Gov. Charlie Baker put Bay State taxpayers on the hook for helping pay for this controversial carbon tax initiative, praised by climate activists and panned by businesses and residents concerned with facing up to a 9-cent per gallon of gas increase.
“The revenue raised by
TCI will come from the residents and businesses of participating states, not the fuel companies where the fee is applied,” the New England Convenience Store Owners and Energy Marketers Association said in a statement.
The “trailblazing” multistate TCI sets a goal of reducing motor-vehicle pollution by at least 26% and generating over $1.8 billion for climate causes in Massachusetts by 2032, according to Baker’s statement announcing the partnership on Monday.
Massachusetts Energy and Environmental Affairs Secretary Kathleen Theoharides predicts the program will increase the cost of gas between 5 cents and “an absolute maximum” of 9 cents per gallon.
That projection apparently ignores a recent Tufts University study that projects a gas increase of 13 to 24 cents.
Only Rhode Island, Connecticut and the District of Columbia joined Massachusetts in this supposedly landmark effort, a far cry from the dozen states that initially expressed interest.
Several key states, including New York, New Jersey, and Pennsylvania, had considered joining the program, but declined to participate, significantly restricting its scope.
New Hampshire dropped out a year ago because of the expected gas-price increases, while the governors of Vermont and Maine have raised concerns about potential costs to consumers.
According to published reports, if all 12 states had joined, the compact would have included more than 20% of the U.S. population.

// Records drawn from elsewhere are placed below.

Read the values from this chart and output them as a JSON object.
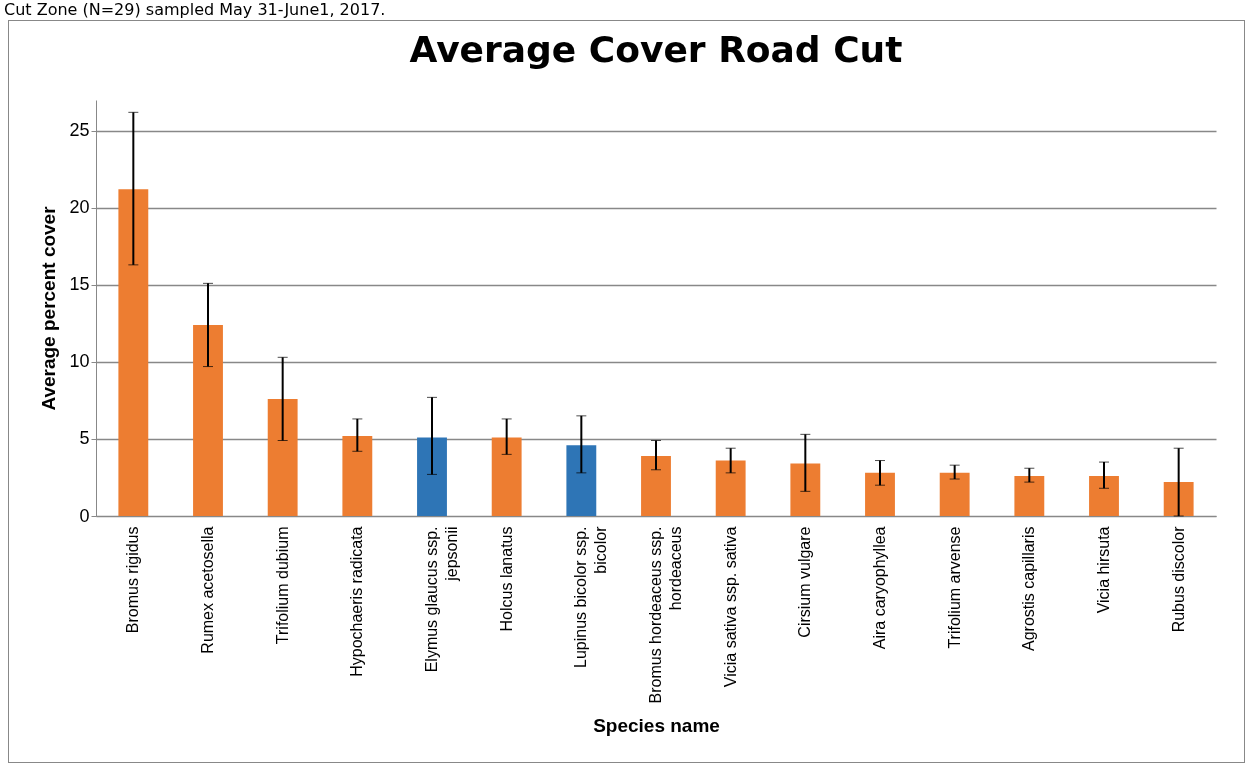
{
  "chart_data": {
    "type": "bar",
    "title": "Average Cover Road Cut",
    "xlabel": "Species name",
    "ylabel": "Average percent cover",
    "annotations": [
      "Cut Zone (N=29) sampled May 31-June1, 2017."
    ],
    "categories": [
      "Bromus rigidus",
      "Rumex acetosella",
      "Trifolium dubium",
      "Hypochaeris radicata",
      "Elymus glaucus ssp. jepsonii",
      "Holcus lanatus",
      "Lupinus bicolor ssp. bicolor",
      "Bromus hordeaceus ssp. hordeaceus",
      "Vicia sativa ssp. sativa",
      "Cirsium vulgare",
      "Aira caryophyllea",
      "Trifolium arvense",
      "Agrostis capillaris",
      "Vicia hirsuta",
      "Rubus discolor"
    ],
    "values": [
      21.2,
      12.4,
      7.6,
      5.2,
      5.1,
      5.1,
      4.6,
      3.9,
      3.6,
      3.4,
      2.8,
      2.8,
      2.6,
      2.6,
      2.2
    ],
    "errors": [
      [
        16.3,
        26.2
      ],
      [
        9.7,
        15.1
      ],
      [
        4.9,
        10.3
      ],
      [
        4.2,
        6.3
      ],
      [
        2.7,
        7.7
      ],
      [
        4.0,
        6.3
      ],
      [
        2.8,
        6.5
      ],
      [
        3.0,
        4.9
      ],
      [
        2.8,
        4.4
      ],
      [
        1.6,
        5.3
      ],
      [
        2.0,
        3.6
      ],
      [
        2.4,
        3.3
      ],
      [
        2.2,
        3.1
      ],
      [
        1.8,
        3.5
      ],
      [
        0.0,
        4.4
      ]
    ],
    "colors": [
      "#ed7d31",
      "#ed7d31",
      "#ed7d31",
      "#ed7d31",
      "#2e75b6",
      "#ed7d31",
      "#2e75b6",
      "#ed7d31",
      "#ed7d31",
      "#ed7d31",
      "#ed7d31",
      "#ed7d31",
      "#ed7d31",
      "#ed7d31",
      "#ed7d31"
    ],
    "ylim": [
      0,
      27
    ],
    "yticks": [
      0,
      5,
      10,
      15,
      20,
      25
    ],
    "grid": "y"
  }
}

As it stands, it represents less than 4%.
We’re also somewhat puzzled by the governor’s decision to join this shell of a TCI.

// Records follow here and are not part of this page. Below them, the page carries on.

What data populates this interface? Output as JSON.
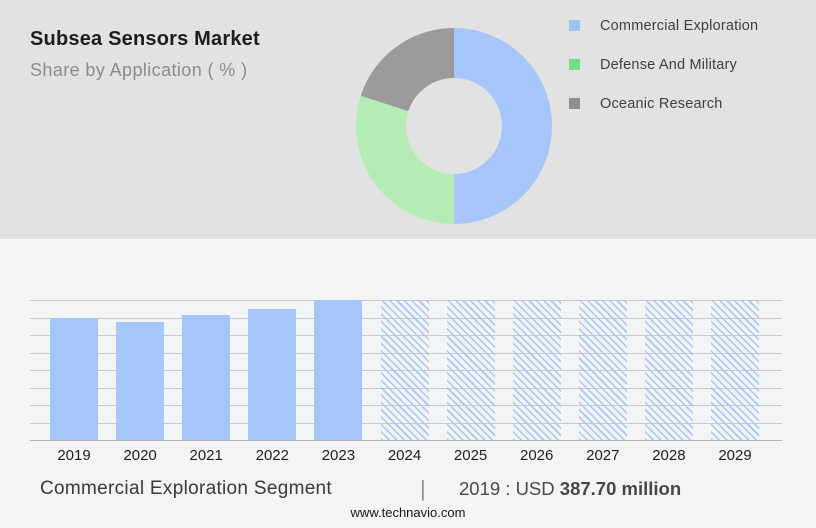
{
  "header": {
    "title": "Subsea Sensors Market",
    "subtitle": "Share by Application ( % )"
  },
  "legend": {
    "items": [
      {
        "label": "Commercial Exploration",
        "color": "#9ec3f5"
      },
      {
        "label": "Defense And Military",
        "color": "#74dd86"
      },
      {
        "label": "Oceanic Research",
        "color": "#8f8f8f"
      }
    ]
  },
  "chart_data": [
    {
      "type": "pie",
      "subtype": "donut",
      "title": "Share by Application ( % )",
      "labels": [
        "Commercial Exploration",
        "Defense And Military",
        "Oceanic Research"
      ],
      "values": [
        50,
        30,
        20
      ],
      "unit": "%",
      "colors": [
        "#a6c5f9",
        "#b5ecb4",
        "#9b9b9b"
      ],
      "start_angle_deg": 0,
      "direction": "clockwise",
      "legend_position": "right",
      "note": "no numeric labels shown on chart; values estimated from arc angles"
    },
    {
      "type": "bar",
      "categories": [
        "2019",
        "2020",
        "2021",
        "2022",
        "2023",
        "2024",
        "2025",
        "2026",
        "2027",
        "2028",
        "2029"
      ],
      "relative_heights": [
        0.874,
        0.843,
        0.891,
        0.938,
        1.0,
        1.0,
        1.0,
        1.0,
        1.0,
        1.0,
        1.0
      ],
      "values_usd_million_est": [
        387.7,
        374,
        395,
        416,
        444,
        null,
        null,
        null,
        null,
        null,
        null
      ],
      "solid_years": [
        "2019",
        "2020",
        "2021",
        "2022",
        "2023"
      ],
      "hatched_forecast_years": [
        "2024",
        "2025",
        "2026",
        "2027",
        "2028",
        "2029"
      ],
      "labeled_point": {
        "category": "2019",
        "text": "2019 : USD 387.70 million"
      },
      "ylim_est": [
        0,
        444
      ],
      "gridline_count": 9,
      "grid": true,
      "bar_color": "#a6c5f9",
      "xlabel": "",
      "ylabel": ""
    }
  ],
  "footer": {
    "segment_label": "Commercial Exploration Segment",
    "separator": "|",
    "value_prefix": "2019 : USD",
    "value_bold": "387.70 million",
    "website": "www.technavio.com"
  },
  "colors": {
    "top_bg": "#e2e2e2",
    "bottom_bg": "#f3f4f5",
    "donut_hole": "#e2e2e2",
    "grid": "#c9c9c9",
    "baseline": "#b0b0b0",
    "bar": "#a6c5f9"
  }
}
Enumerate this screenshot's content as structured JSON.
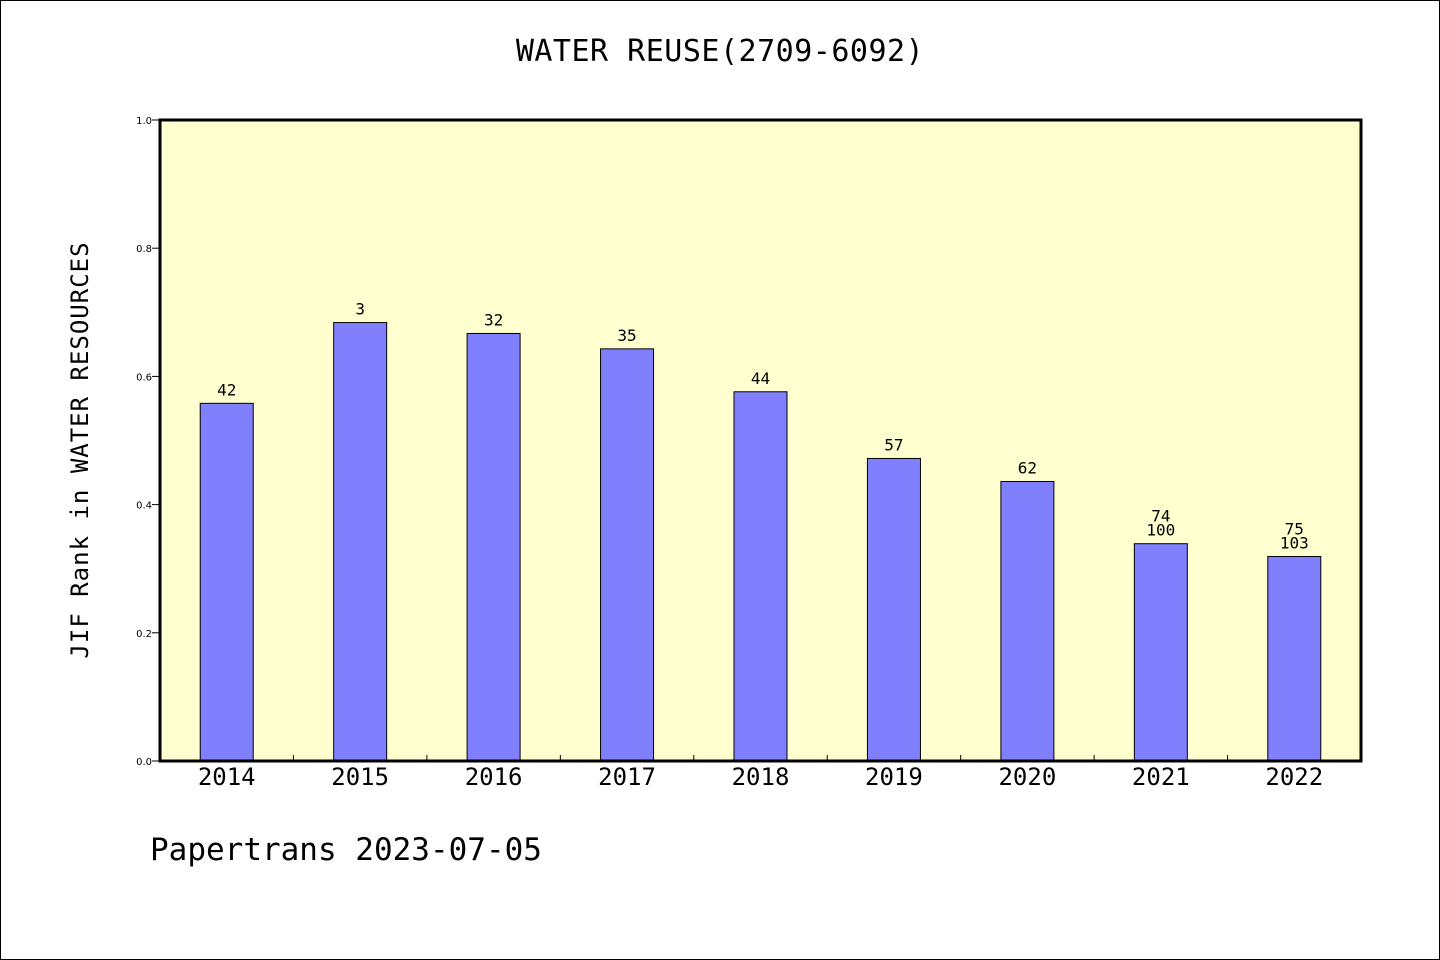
{
  "title": "WATER REUSE(2709-6092)",
  "footer": "Papertrans 2023-07-05",
  "colors": {
    "plot_background": "#ffffd0",
    "bar_fill": "#8080ff",
    "bar_stroke": "#000000",
    "axis": "#000000"
  },
  "chart_data": {
    "type": "bar",
    "title": "WATER REUSE(2709-6092)",
    "xlabel": "",
    "ylabel": "JIF Rank in WATER RESOURCES",
    "ylim": [
      0,
      1.0
    ],
    "y_ticks": [
      "0.0",
      "0.2",
      "0.4",
      "0.6",
      "0.8",
      "1.0"
    ],
    "grid": false,
    "categories": [
      "2014",
      "2015",
      "2016",
      "2017",
      "2018",
      "2019",
      "2020",
      "2021",
      "2022"
    ],
    "values": [
      0.558,
      0.684,
      0.667,
      0.643,
      0.576,
      0.472,
      0.436,
      0.339,
      0.319
    ],
    "labels": [
      [
        "42"
      ],
      [
        "3"
      ],
      [
        "32"
      ],
      [
        "35"
      ],
      [
        "44"
      ],
      [
        "57"
      ],
      [
        "62"
      ],
      [
        "74",
        "100"
      ],
      [
        "75",
        "103"
      ]
    ]
  }
}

In a WGBH radio interview back in January, Baker said just raising the state gas tax wouldn’t create a reason for the auto and gas industry to address carbon emissions or greenhouse-gas emissions.
“Putting a tax on something is not the same as creating a cap-and-invest program,” Baker said at the time.

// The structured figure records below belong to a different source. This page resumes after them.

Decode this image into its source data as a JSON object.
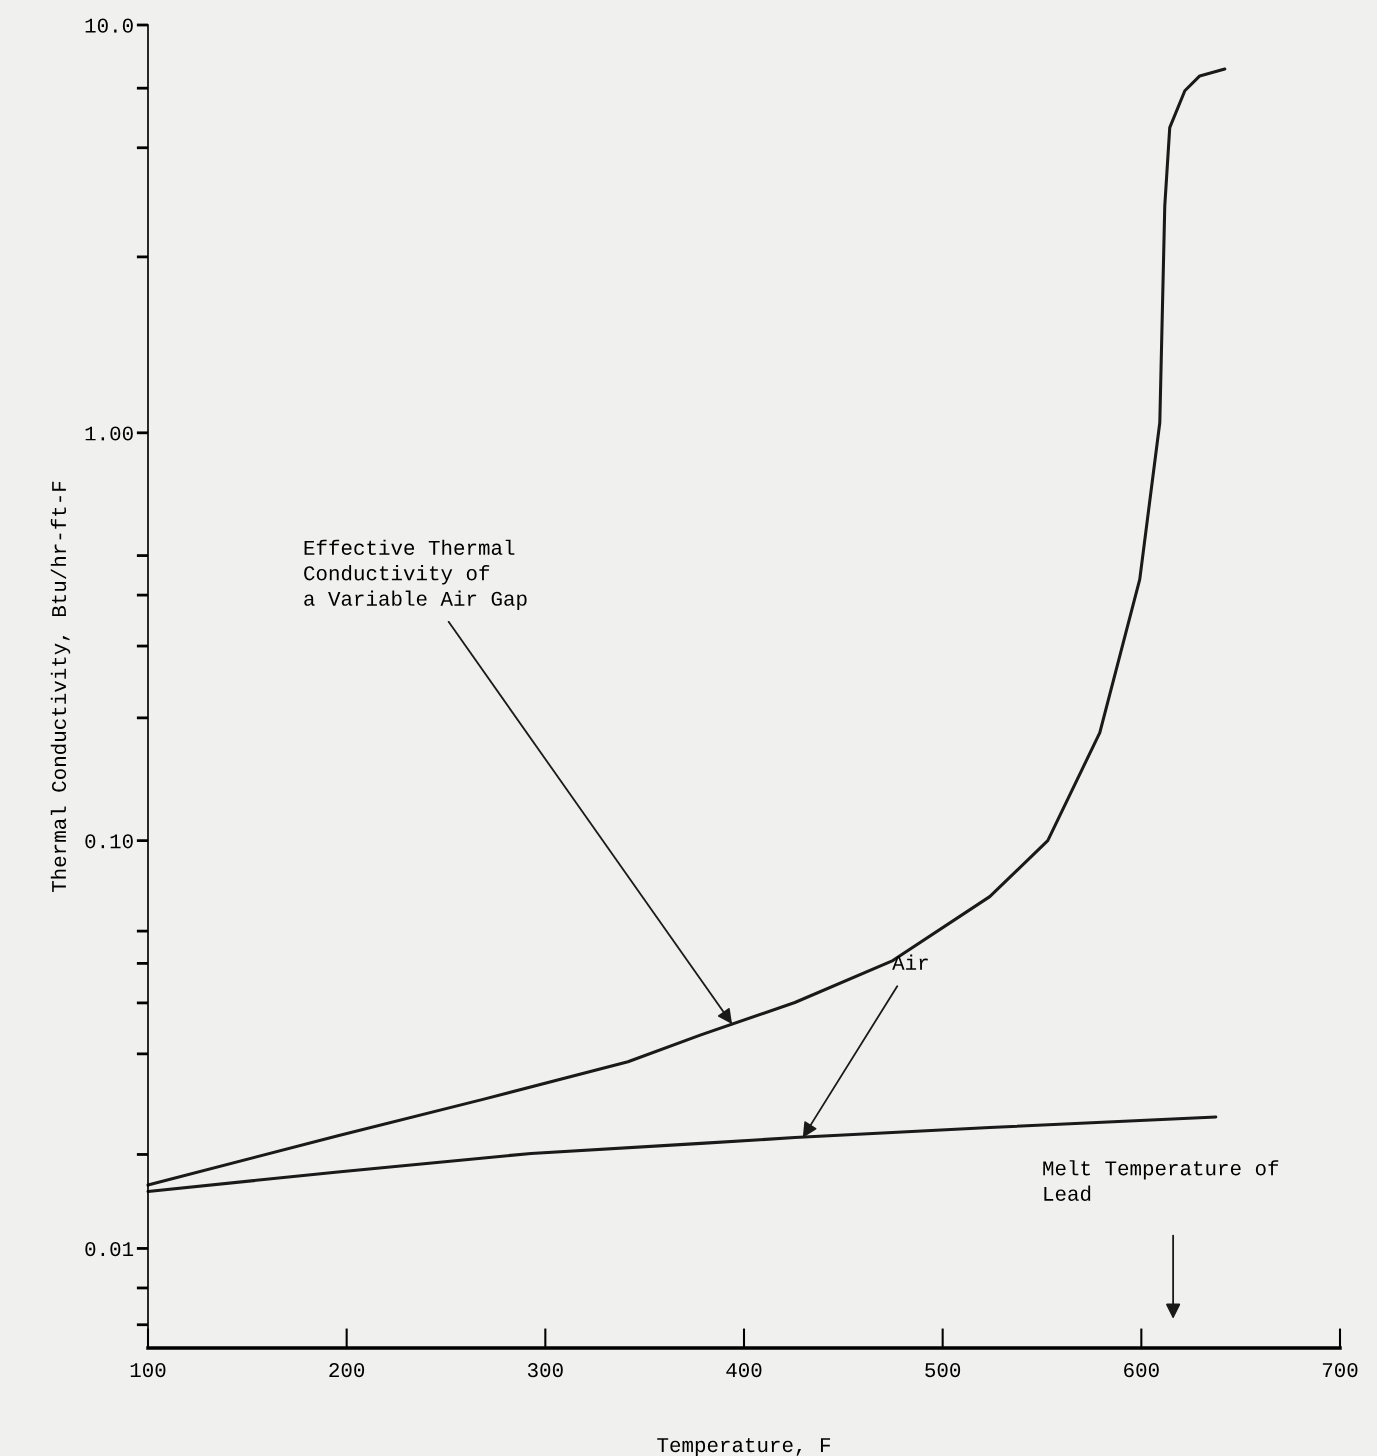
{
  "chart_data": {
    "type": "line",
    "xlabel": "Temperature, F",
    "ylabel": "Thermal Conductivity, Btu/hr-ft-F",
    "series": [
      {
        "color": "#1a1a1a",
        "x": [
          100,
          195.6,
          268.6,
          341.6,
          378.3,
          425.6,
          474.9,
          523.7,
          552.9,
          579.1,
          599.2,
          609.3,
          611.8,
          614.3,
          621.9,
          629.4,
          642.0
        ],
        "values": [
          0.0143,
          0.0189,
          0.0232,
          0.0287,
          0.0334,
          0.0401,
          0.0508,
          0.0729,
          0.1,
          0.184,
          0.437,
          1.06,
          3.6,
          5.6,
          6.9,
          7.5,
          7.8
        ]
      },
      {
        "color": "#1a1a1a",
        "x": [
          100,
          195.6,
          292.8,
          378.3,
          425.6,
          523.7,
          637.5
        ],
        "values": [
          0.0138,
          0.0154,
          0.0171,
          0.0181,
          0.0187,
          0.0198,
          0.021
        ]
      }
    ],
    "log": "y",
    "marker": "none",
    "line_style": "solid",
    "grid": false,
    "legend": false,
    "xlim": [
      100,
      700
    ],
    "xticks": [
      100,
      200,
      300,
      400,
      500,
      600,
      700
    ],
    "ylim": [
      0.0057,
      10
    ],
    "yticks": [
      {
        "value": 10,
        "label": "10.0"
      },
      {
        "value": 7,
        "label": null
      },
      {
        "value": 5,
        "label": null
      },
      {
        "value": 2.7,
        "label": null
      },
      {
        "value": 1,
        "label": "1.00"
      },
      {
        "value": 0.5,
        "label": null
      },
      {
        "value": 0.4,
        "label": null
      },
      {
        "value": 0.3,
        "label": null
      },
      {
        "value": 0.2,
        "label": null
      },
      {
        "value": 0.1,
        "label": "0.10"
      },
      {
        "value": 0.06,
        "label": null
      },
      {
        "value": 0.05,
        "label": null
      },
      {
        "value": 0.04,
        "label": null
      },
      {
        "value": 0.03,
        "label": null
      },
      {
        "value": 0.017,
        "label": null
      },
      {
        "value": 0.01,
        "label": "0.01"
      },
      {
        "value": 0.008,
        "label": null
      },
      {
        "value": 0.0065,
        "label": null
      }
    ],
    "annotations": [
      {
        "text": "Effective Thermal\nConductivity of\na Variable Air Gap",
        "x": 394,
        "y": 0.0355
      },
      {
        "text": "Air",
        "x": 429.6,
        "y": 0.0187
      },
      "Melt Temperature of\nLead"
    ]
  }
}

The coronavirus pandemic soon followed, which totally upended transportation habits due to mass business shutdowns.
It drastically reduced the demand for gasoline – across the commonwealth and elsewhere.
The governor repeated his misgivings as recently as late November during a daily coronavirus update, saying, it’s “important to re-examine the assumptions” of the TCI tax based on the changing nature of transportation.
Effective vaccines over time will eventually allow employees to resume more traditional routines, but given many major corporations’ positive experiences with the current remote, at-home work environment, commuter traffic will never return to previous levels.
So, fewer motorists will pay disproportionately higher gas prices for climatechange programs that probably are no longer needed.
The governor’s TCI commitment either demonstrates a willingness to chase windmills, or a belief that if you join it, other states will eventually come on board.
Higher gas prices are the only certainty we can see.